Depuis les années 1980, la recherche d’efficacité économique et l’amélioration de la qualité de service ont continué à nourrir des évolutions organisationnelles structurées autour de la « lean production » (polyvalence, gestion de la qualité totale, « juste-à-temps ») et des « formes apprenantes » (autonomie dans le travail, fort contenu cognitif). Ainsi, de nouvelles formes d’organisation du travail ont vu le jour (lean production, flux tendu, zéro défaut, qualité totale), qui ont suscité de nouvelles attentes vis-à-vis du travail (responsabilité, autonomie, initiative), attentes cohérentes avec les niveaux d’éducation et de formation qui ont augmenté.
Avec ces incitations, on a assisté au développement de la dimension sociale et expressive du travail, qui prend la forme d’une recherche de soi, de sens et de reconnaissance dans le travail (Méda, Vendramin, 2013). Cette dimension qui concernait au départ les catégories socio-professionnelles supérieures se répand à l’ensemble des catégories. La quête de sens dans le travail qui était une expression spontanée du salarié a eu tendance à se transformer en norme sociale, qui impose certaines manières d’être au travail. La frontière entre un investissement personnel à la mesure de l’intérêt personnel et un surinvestissement contraint par la norme a tendance à s’amincir.
Par ailleurs, les entreprises, qui ne sont pas allées au bout de leurs démarches, en cherchant à contrôler l’autonomie qu’elles ont suscitée (notamment par la multiplication des formes de reporting) finissent par entraver, dans bien des cas, l’autonomie des salariés. Une vision gestionnaire du travail s’y est installée (Dujarier, 2015).
Cette tension entre autonomie et contrôle est accentuée par la complexification des modes de management due à la superposition de trois types de coordination, les coordinations par la hiérarchie, par le projet et en réseau, qui tend à conduire à des modes relationnels plus directs, y compris au niveau managérial.
L’hybridation au niveau des formes de coordination complique la définition et l’atteinte des objectifs en termes de productivité (Mallard, 2011).
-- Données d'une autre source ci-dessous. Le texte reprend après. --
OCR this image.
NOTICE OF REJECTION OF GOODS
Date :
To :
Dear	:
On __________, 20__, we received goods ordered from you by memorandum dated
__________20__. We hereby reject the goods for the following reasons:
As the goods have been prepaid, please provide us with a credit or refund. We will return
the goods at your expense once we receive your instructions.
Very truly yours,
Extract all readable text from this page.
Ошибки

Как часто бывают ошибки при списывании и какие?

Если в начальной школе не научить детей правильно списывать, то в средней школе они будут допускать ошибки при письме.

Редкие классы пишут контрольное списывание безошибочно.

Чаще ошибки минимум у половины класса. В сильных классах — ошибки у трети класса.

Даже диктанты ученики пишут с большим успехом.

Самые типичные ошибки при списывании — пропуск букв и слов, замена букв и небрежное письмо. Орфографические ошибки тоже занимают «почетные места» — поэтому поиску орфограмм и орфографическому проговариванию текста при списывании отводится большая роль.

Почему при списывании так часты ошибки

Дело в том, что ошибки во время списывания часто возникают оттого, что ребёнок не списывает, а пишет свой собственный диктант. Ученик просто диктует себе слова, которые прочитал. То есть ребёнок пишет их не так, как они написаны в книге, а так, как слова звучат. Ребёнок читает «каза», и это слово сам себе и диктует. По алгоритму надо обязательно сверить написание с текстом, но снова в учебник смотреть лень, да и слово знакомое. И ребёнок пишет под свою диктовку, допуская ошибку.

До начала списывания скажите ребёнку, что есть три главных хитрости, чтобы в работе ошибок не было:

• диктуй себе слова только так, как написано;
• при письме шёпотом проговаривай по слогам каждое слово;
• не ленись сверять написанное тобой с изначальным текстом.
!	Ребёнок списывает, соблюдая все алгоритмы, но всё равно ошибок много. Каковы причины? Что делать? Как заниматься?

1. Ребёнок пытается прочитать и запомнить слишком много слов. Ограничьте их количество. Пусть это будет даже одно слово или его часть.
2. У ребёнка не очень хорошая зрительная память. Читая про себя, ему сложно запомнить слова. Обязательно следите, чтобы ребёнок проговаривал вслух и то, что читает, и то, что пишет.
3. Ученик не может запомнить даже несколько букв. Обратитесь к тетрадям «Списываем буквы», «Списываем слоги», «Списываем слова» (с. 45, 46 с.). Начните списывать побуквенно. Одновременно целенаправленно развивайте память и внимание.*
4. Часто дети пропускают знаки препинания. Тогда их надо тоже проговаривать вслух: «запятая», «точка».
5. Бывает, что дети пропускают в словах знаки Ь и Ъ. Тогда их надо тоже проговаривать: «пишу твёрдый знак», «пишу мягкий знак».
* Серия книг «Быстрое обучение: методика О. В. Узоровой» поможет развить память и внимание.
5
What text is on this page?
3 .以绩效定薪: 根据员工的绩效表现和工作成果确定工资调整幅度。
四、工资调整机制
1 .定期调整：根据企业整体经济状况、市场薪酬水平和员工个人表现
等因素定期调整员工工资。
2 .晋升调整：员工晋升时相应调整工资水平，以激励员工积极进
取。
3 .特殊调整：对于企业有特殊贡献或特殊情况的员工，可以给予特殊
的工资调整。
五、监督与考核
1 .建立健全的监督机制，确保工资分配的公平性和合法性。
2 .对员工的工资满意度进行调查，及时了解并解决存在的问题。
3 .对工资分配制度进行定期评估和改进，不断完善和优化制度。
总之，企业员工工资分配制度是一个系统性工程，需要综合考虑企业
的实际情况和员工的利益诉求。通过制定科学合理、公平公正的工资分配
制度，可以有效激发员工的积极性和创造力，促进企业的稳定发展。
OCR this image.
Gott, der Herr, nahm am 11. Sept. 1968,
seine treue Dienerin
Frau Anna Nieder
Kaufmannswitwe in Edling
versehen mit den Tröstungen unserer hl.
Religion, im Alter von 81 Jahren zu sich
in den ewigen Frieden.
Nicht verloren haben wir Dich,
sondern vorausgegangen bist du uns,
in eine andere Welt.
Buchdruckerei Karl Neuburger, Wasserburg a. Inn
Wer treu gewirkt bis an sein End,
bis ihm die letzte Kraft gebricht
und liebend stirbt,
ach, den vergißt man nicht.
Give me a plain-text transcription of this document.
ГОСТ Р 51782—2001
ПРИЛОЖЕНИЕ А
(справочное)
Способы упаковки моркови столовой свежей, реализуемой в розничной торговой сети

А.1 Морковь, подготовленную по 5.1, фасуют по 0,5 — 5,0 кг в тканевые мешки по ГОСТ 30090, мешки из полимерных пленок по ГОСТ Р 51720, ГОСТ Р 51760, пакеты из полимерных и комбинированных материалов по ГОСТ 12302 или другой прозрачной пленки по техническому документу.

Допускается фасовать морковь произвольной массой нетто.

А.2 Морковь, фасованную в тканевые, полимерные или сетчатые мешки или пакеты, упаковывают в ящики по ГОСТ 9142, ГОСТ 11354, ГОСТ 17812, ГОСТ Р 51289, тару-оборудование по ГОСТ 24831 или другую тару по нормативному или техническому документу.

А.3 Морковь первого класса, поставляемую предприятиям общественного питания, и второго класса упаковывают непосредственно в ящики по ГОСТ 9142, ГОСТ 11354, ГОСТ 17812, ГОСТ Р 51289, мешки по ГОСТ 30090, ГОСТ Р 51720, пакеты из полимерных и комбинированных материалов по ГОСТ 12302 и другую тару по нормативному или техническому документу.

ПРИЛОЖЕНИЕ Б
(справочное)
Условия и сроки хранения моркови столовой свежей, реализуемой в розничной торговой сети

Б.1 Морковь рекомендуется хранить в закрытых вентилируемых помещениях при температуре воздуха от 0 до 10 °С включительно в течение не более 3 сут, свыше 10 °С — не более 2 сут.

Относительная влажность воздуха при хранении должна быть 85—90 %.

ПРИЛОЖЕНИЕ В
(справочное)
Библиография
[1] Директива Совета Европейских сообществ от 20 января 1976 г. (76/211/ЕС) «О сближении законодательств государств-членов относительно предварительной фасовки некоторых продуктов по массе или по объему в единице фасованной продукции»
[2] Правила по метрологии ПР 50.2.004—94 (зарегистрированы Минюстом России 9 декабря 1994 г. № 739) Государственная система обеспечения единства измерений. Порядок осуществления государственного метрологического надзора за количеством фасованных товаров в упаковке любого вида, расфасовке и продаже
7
Pour l’illustrer, prenons le cas de l’encadrant et, en particulier, deux dimensions de son rôle, la délégation et le contrôle/l’évaluation.
Dans le cadre d’une coordination hiérarchique, l’encadrant repartit le travail entre les différents membres de son équipe et a les compétences métier pour évaluer l’atteinte des objectifs qu’il a fixés. Dans le modèle d’une coordination par projet, le manager alloue les ressources à un projet, mais la définition des tâches se fait au sein du projet. Le contrôle et l’appréciation du travail fourni deviennent plus complexes, car l’encadrant évalue les contributions sans les avoir lui-même définies, en s’appuyant sur les avis des autres acteurs.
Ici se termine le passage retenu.